Last week, when Patrick drove home from choir practice and backed into the garage, I did something bizarre.
I did not suck the oxygen from the car, offer advice, and shriek “Don’t hit the recycle bin!” Instead, I sat in peaceful silence.
And I inhaled a whiff of the exotic perfume of serenity.
It brought to mind the serenity prayer:
God grant me the serenity to accept the things I cannot change, the courage to change the things I can, and the wisdom to know the difference.
Inspired by a snapshot of perfect peace, I made a commitment to encounter more moments of letting go, knowing that others are trustworthy to drive and live without my oversight.
So how did I do?
Situation: We met James and our grandsons at Playland Adventures which provides ‘inflatable fun for everyone.’ I wasn’t concerned about Cameron who is five, but I writhed as I watched my three year old grandson mirror his activity. I winced, “James, do you think we should retrieve Max from the Jousting Arena full of eight year old giants? He scoffed, “Mom, he’s fine. With the second child you surrender, and hope for the best.”

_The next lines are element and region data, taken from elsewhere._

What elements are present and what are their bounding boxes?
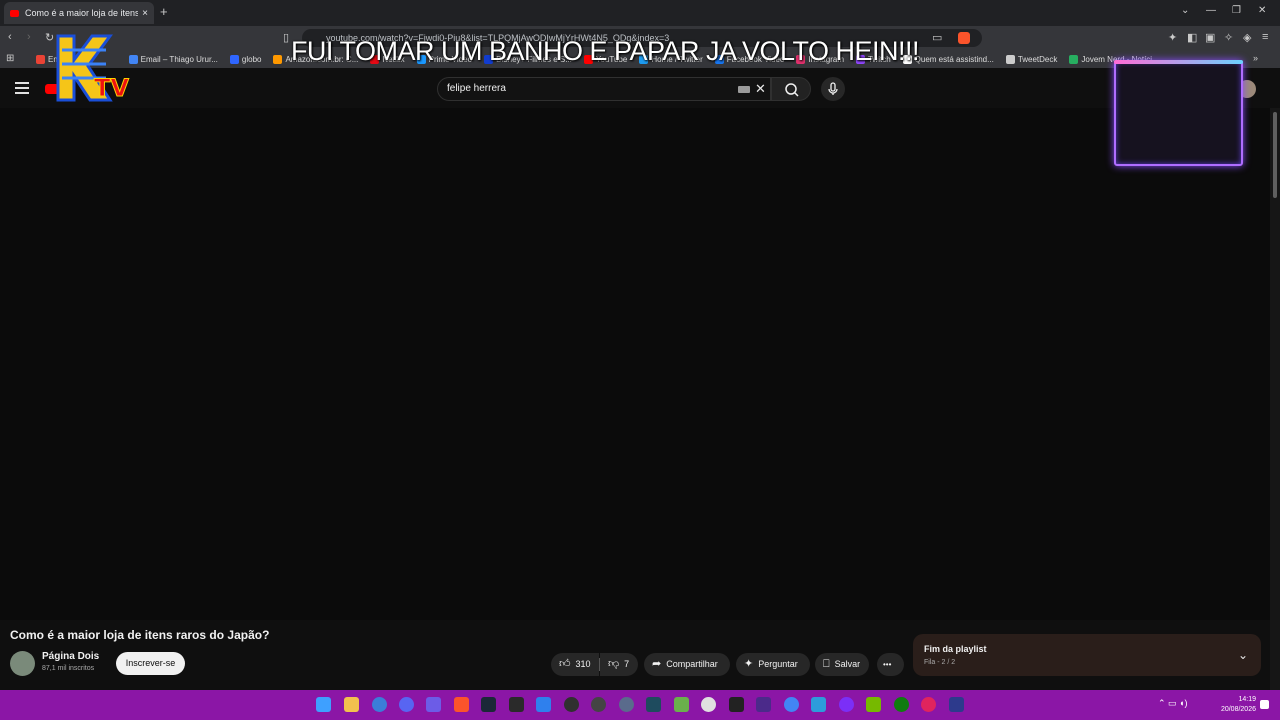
steam-icon[interactable] [481, 697, 496, 712]
visual-studio-icon[interactable] [839, 697, 854, 712]
subscribe-button[interactable]: Inscrever-se [116, 652, 185, 675]
clock[interactable]: 14:19 20/08/2026 [1208, 695, 1256, 715]
share-button[interactable]: ➦ Compartilhar [644, 653, 730, 676]
leo-ai-icon[interactable]: ✧ [1224, 31, 1233, 44]
settings-icon[interactable] [619, 697, 634, 712]
qbittorrent-icon[interactable] [372, 697, 387, 712]
terminal-icon[interactable] [646, 697, 661, 712]
chrome-icon[interactable] [784, 697, 799, 712]
save-button[interactable]: ⎕ Salvar [815, 653, 869, 676]
clock-date: 20/08/2026 [1220, 706, 1256, 713]
thumbs-up-icon: 👍︎ [559, 658, 571, 670]
windows-start-icon[interactable] [316, 697, 331, 712]
new-tab-button[interactable]: + [160, 4, 168, 19]
forward-icon[interactable]: › [27, 31, 31, 43]
app-icon[interactable] [426, 697, 441, 712]
taskbar [0, 690, 1280, 720]
chevron-down-icon[interactable]: ⌄ [1238, 648, 1248, 662]
back-icon[interactable]: ‹ [8, 31, 12, 43]
notification-icon[interactable] [1260, 700, 1269, 709]
more-icon: ••• [883, 660, 892, 669]
bookmark-add-icon: ⎕ [823, 658, 830, 670]
extensions-icon[interactable]: ✦ [1168, 31, 1177, 44]
tab-strip [0, 0, 1280, 26]
search-button[interactable] [771, 77, 811, 101]
keyboard-icon[interactable] [738, 86, 750, 93]
thumbs-down-icon: 👎︎ [608, 658, 620, 670]
playlist-panel[interactable] [913, 634, 1261, 676]
more-bookmarks-icon[interactable]: » [1253, 53, 1258, 63]
r-app-icon[interactable] [949, 697, 964, 712]
obs-studio-icon[interactable] [591, 697, 606, 712]
minimize-icon[interactable]: — [1206, 5, 1216, 16]
video-title: Como é a maior loja de itens raros do Ja… [10, 628, 270, 642]
nvidia-icon[interactable] [866, 697, 881, 712]
discord-icon[interactable] [399, 697, 414, 712]
webcam-frame [1114, 60, 1243, 166]
more-actions-button[interactable]: ••• [877, 653, 904, 676]
vpn-icon[interactable]: ◈ [1243, 31, 1251, 44]
search-icon [785, 83, 799, 97]
scrollbar-thumb[interactable] [1273, 112, 1277, 198]
apps-grid-icon[interactable]: ⊞ [6, 53, 14, 64]
sparkle-icon: ✦ [744, 658, 754, 670]
ccleaner-icon[interactable] [701, 697, 716, 712]
bookmark-item[interactable]: TweetDeck [1005, 54, 1057, 64]
sidebar-icon[interactable]: ◧ [1187, 31, 1197, 44]
video-player[interactable] [0, 108, 1270, 620]
ktv-logo: TV [56, 34, 130, 103]
search-input[interactable]: felipe herrera [437, 77, 771, 101]
tab-title: Como é a maior loja de itens raros [25, 8, 139, 18]
voice-search-button[interactable] [821, 77, 845, 101]
clear-search-icon[interactable]: ✕ [755, 81, 766, 97]
spotify-icon[interactable] [921, 697, 936, 712]
tab-close-icon[interactable]: × [142, 8, 148, 19]
youtube-favicon-icon [10, 9, 19, 17]
notepad-icon[interactable] [674, 697, 689, 712]
maximize-icon[interactable]: ❐ [1232, 5, 1241, 16]
close-window-icon[interactable]: ✕ [1258, 5, 1266, 16]
system-tray[interactable]: ⌃ ▭ ◖) [1158, 698, 1187, 709]
obs-icon[interactable] [564, 697, 579, 712]
channel-avatar[interactable] [10, 651, 35, 676]
wallet-icon[interactable]: ▣ [1205, 31, 1215, 44]
like-button[interactable]: 👍︎ 310 [551, 653, 599, 676]
epic-games-icon[interactable] [509, 697, 524, 712]
playlist-title: Fim da playlist [924, 644, 987, 654]
file-explorer-icon[interactable] [344, 697, 359, 712]
xbox-icon[interactable] [894, 697, 909, 712]
bookmark-item[interactable]: globo [229, 54, 261, 64]
vscode-icon[interactable] [536, 697, 551, 712]
vpn-app-icon[interactable] [811, 697, 826, 712]
hamburger-menu-icon[interactable] [15, 82, 29, 97]
share-icon: ➦ [652, 658, 662, 670]
browser-tab[interactable]: Como é a maior loja de itens raros × [4, 2, 154, 24]
stream-overlay-text: FUI TOMAR UM BANHO E PAPAR JA VOLTO HEIN… [290, 36, 920, 66]
playlist-position: Fila - 2 / 2 [924, 659, 956, 666]
ask-button[interactable]: ✦ Perguntar [736, 653, 810, 676]
menu-icon[interactable]: ≡ [1262, 31, 1268, 43]
brave-icon[interactable] [454, 697, 469, 712]
bookmark-item[interactable]: Email – Thiago Urur... [128, 54, 218, 64]
clock-time: 14:19 [1238, 696, 1256, 703]
ktv-logo-text: TV [94, 74, 129, 102]
channel-name[interactable]: Página Dois [42, 651, 99, 662]
subscriber-count: 87,1 mil inscritos [42, 665, 95, 672]
dev-app-icon[interactable] [729, 697, 744, 712]
dislike-button[interactable]: 👎︎ 7 [600, 653, 638, 676]
tab-search-icon[interactable]: ⌄ [1181, 5, 1189, 16]
brave-shield-icon[interactable] [958, 32, 970, 44]
xbox-nvidia-icon[interactable] [756, 697, 771, 712]
microphone-icon [828, 82, 838, 95]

Lesson: He is the parent who must deal with concussions and stitches, and I am the grandmother who worries. This is an example of accepting the ’things I cannot change.’ I felt a wave of nausea, and pulled a Carhartt wool cap over my eyes.
Situation: Patrick microwaved a frozen waffle and I asserted, “Do whatever you want, but I find they are better when you toast them.” He replied with a crispy bite of sarcasm, “Can I? Can I really do what I want?”
Lesson: When I say “Do what you want, but….” I am shifting into ‘over responsibility,’ also known as controlling. I’ve heard self awareness is the first step toward ‘the courage to change the things I can.’ I felt a surge of uneasiness.
Situation: I opened the dishwasher, detected a putrid odor, and added a soiled plate. Three minutes later I saw Patrick putting dishes away and bellowed, “What are you doing? Those aren’t clean!” Patrick shot me an icy glare.
Lesson: My husband, who has keen senses, did not mistake spaghetti-streaked dishes for clean ones. He was tidying up the hand washed dishes that littered the counter, proving that one of us has the ‘wisdom to know the difference.’ I felt a flood of gloom and mumbled an apology.
Situation: Patrick drove me to work and stopped at a green light. I clucked, “The light is green, dear. You can go.” Patrick admonished, “Can you see the cars backed up? When the light turns red, I will be stuck in the middle of a busy intersection with nowhere to go.” I sighed, “I did it again didn’t I?”
Lesson: I am spinning my wheels. I felt a deluge of despair, and heard Patrick mutter, “God grant me the serenity…”
But something happened yesterday that gave me hope for lasting change. From 10 p.m. to 5 a.m. I experienced tranquility. That is, if you don’t count tossing and turning, a bad dream, and two trips to the bathroom.
Have you encountered detours on your pathway to peace of mind? How do you maintain forward motion knowing you are ‘under construction?’